Most meat cases will display steak choices that are bone-in or have the bone removed. While it is a personal preference, it’s generally more economical to purchase boneless steaks because you won’t be paying for something you can’t consume. Some cooks prefer a bone-in steak for the way that it cooks and its appearance on the plate.


Unless you’re a pro, it’s tough not to overcook thin steaks, so we cut our steaks so they’re ¾” to 1¼” thick. With thicker steaks, you’ll want to sear the outside to seal in the juices, then use indirect heat to bring the center to the desired temperature. We also hand-select our steaks to be sure they’re uniform, so they cook evenly. Learn more tips for grilling here.

Other Beef Cuts

Ground Beef

At Nolan Ryan’s All-Natural Beef, we are proud to offer a variety of products for every taste and dietary need. You can also look for 90% Lean Gourmet Ground Beef, 90% Ground Sirloin, 85% Ground Chuck, 80% Lean Premium Ground Beef and 85% Lean Ground Chuck Patties.


If you grew up enjoying pot roast, it likely was a roast that came from the Chuck or Round. Chuck roasts (shoulder roast, chuck arm roast, chuck blade roast) are from well-developed, heavily exercised muscles.

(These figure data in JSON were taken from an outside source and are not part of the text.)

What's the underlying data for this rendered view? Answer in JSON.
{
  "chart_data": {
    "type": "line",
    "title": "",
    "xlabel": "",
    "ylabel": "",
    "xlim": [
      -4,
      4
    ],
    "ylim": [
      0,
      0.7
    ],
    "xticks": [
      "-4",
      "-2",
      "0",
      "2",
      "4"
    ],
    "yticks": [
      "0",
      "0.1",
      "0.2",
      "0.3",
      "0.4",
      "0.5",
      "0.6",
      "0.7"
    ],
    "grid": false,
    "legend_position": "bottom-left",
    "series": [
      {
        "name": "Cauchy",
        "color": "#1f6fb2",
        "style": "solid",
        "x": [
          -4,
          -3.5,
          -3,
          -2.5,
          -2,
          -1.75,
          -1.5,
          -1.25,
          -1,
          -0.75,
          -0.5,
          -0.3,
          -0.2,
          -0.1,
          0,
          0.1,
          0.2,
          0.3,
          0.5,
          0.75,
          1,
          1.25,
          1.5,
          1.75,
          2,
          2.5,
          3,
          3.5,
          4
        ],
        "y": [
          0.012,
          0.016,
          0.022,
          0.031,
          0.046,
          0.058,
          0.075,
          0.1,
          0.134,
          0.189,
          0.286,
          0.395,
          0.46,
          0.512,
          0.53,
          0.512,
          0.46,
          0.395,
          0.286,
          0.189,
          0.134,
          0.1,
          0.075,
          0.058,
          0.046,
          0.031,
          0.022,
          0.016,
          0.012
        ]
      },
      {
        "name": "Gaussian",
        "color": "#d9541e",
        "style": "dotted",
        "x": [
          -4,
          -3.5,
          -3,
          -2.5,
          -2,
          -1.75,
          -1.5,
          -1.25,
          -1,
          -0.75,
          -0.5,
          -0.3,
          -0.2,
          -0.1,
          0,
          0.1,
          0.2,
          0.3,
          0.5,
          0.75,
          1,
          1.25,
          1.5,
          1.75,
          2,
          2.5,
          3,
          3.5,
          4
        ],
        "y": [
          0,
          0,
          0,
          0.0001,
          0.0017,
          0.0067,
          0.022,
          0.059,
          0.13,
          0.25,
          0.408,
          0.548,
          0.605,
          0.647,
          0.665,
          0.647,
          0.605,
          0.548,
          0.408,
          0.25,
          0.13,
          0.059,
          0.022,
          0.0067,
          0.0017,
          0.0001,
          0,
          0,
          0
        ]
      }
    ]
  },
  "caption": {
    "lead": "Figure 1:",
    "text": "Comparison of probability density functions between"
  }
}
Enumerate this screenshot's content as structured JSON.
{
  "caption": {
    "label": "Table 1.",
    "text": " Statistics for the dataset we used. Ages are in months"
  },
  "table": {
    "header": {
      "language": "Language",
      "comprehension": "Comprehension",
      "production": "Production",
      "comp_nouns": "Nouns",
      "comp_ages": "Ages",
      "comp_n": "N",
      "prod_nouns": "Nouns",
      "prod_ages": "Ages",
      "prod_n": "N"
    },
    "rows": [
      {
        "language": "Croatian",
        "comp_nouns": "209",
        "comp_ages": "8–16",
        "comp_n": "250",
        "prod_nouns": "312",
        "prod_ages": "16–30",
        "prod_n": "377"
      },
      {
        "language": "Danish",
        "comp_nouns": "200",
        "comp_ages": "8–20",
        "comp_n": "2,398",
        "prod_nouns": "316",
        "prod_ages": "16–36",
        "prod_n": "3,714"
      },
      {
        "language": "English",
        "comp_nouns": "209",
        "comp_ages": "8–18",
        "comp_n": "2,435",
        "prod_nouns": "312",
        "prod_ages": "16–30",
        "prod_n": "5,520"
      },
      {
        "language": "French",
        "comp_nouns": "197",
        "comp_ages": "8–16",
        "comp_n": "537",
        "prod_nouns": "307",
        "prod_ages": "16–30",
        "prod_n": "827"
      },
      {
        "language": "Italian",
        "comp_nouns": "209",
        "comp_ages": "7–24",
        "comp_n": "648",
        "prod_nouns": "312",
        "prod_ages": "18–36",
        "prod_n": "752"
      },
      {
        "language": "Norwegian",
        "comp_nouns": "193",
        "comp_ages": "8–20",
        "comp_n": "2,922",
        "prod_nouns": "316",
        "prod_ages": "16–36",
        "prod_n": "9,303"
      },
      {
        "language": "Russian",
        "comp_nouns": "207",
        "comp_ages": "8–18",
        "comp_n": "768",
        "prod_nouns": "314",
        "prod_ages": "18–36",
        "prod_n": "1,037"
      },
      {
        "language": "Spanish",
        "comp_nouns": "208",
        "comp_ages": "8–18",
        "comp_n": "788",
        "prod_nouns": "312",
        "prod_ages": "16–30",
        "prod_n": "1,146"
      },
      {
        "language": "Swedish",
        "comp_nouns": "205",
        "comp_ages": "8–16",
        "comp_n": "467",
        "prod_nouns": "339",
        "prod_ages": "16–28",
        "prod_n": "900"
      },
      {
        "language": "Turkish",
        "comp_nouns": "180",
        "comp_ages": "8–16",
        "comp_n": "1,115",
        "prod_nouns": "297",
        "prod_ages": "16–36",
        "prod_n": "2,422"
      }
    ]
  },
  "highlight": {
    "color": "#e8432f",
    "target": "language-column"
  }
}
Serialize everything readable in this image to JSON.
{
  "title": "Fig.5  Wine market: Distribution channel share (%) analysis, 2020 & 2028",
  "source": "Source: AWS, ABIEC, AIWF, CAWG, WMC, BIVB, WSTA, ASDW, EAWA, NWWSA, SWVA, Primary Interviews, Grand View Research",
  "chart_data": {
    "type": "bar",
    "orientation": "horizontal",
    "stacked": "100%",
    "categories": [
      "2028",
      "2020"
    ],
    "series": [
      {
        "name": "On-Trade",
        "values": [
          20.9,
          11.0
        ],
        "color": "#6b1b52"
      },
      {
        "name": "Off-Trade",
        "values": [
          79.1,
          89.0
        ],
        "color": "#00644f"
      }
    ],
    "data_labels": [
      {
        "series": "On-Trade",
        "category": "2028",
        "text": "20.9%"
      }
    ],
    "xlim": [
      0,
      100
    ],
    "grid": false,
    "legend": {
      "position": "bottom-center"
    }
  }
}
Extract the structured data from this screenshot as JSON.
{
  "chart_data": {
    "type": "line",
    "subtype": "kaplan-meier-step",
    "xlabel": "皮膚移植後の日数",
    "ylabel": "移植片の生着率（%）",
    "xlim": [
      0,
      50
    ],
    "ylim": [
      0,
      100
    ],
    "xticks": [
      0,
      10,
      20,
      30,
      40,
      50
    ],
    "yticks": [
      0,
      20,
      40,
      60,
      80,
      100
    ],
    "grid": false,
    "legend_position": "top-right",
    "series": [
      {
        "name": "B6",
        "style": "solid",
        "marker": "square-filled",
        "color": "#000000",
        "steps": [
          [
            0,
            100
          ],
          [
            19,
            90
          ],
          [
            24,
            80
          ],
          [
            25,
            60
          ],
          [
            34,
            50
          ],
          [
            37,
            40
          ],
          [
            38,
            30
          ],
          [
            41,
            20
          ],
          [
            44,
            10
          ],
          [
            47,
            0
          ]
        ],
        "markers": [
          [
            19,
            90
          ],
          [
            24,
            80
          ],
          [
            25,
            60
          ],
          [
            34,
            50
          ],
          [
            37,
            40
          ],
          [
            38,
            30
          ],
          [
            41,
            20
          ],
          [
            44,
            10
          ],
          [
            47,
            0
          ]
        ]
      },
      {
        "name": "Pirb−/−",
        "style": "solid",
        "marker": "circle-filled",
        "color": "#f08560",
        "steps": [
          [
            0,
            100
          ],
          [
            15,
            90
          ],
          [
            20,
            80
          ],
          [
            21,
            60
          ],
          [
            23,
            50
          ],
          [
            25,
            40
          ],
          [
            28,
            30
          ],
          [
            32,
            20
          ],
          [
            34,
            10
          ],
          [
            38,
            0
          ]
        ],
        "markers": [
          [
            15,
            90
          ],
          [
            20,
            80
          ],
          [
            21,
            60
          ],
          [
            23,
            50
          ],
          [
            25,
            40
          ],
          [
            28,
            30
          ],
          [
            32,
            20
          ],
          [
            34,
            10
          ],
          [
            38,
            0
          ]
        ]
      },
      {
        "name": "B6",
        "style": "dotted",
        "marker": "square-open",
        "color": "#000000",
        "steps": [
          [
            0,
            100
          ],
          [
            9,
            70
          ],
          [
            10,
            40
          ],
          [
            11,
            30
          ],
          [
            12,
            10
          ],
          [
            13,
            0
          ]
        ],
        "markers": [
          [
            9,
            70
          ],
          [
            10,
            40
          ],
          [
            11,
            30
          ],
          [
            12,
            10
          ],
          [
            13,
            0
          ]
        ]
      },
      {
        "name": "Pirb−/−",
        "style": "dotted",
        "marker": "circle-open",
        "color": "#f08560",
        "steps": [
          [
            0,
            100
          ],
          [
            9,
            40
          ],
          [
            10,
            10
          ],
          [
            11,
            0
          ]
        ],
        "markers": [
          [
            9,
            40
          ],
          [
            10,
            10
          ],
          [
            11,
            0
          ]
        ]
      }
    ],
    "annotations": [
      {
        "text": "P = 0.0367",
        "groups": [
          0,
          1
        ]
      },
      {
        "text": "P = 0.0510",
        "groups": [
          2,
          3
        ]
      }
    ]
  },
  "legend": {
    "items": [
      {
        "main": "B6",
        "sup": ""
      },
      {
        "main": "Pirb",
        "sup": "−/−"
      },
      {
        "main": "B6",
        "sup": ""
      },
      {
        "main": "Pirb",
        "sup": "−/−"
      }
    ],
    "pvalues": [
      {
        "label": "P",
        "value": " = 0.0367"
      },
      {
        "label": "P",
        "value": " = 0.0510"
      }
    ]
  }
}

These cuts require braising — moist heat cooking — to soften and tenderize them. Their biggest asset is their robust, beefy flavor. Pot roast is great when cooked in an oven cooking bag, slow cooker or a pressure cooker. Beef Rump or Bottom Round roasts are a great way to stretch your beef dollars. They can be cooked the same as a chuck roast, but take care not to overcook as their firm texture can become coarse and dry if left cooking too long. Premium roasts are cut from the same place as steaks. Consider a ribeye roast or sirloin tip roast for occasions when you want to make a big impact.

Barbeque Staples

Nolan and his family love to barbeque, so it should be no surprise the company that bears his name is “BBQ Headquarters.” Brisket is another type of roast and enjoyed as a barbeque and is a southwest favorite. Smothered with sauce or with a dry rub, brisket becomes tender and delicious with long, slow cooking. And don’t forget the Ribs. Boneless Texas-style ribs, short ribs and cross-cut short ribs can be the star of your next backyard gathering.

A Word on Marbling

All beef has some amount of marbling. It’s those little white flecks of fat in the meat that make the meat moist and juicy. The more flecks, the more fat and juice. The flecks melt away during cooking, keeping the steak moist. Most beef lovers want great taste with less fat. You can have both with Nolan’s beef. We hand select for tenderness and flavor so that you will have a great eating experience — or your money back! While we’re on the subject of fat, Nolan Ryan’s steaks are already trimmed, so you can leave the fat on the outside edge of the steak while cooking to keep the meat moist. Once cooked, you can trim any excess fat before serving.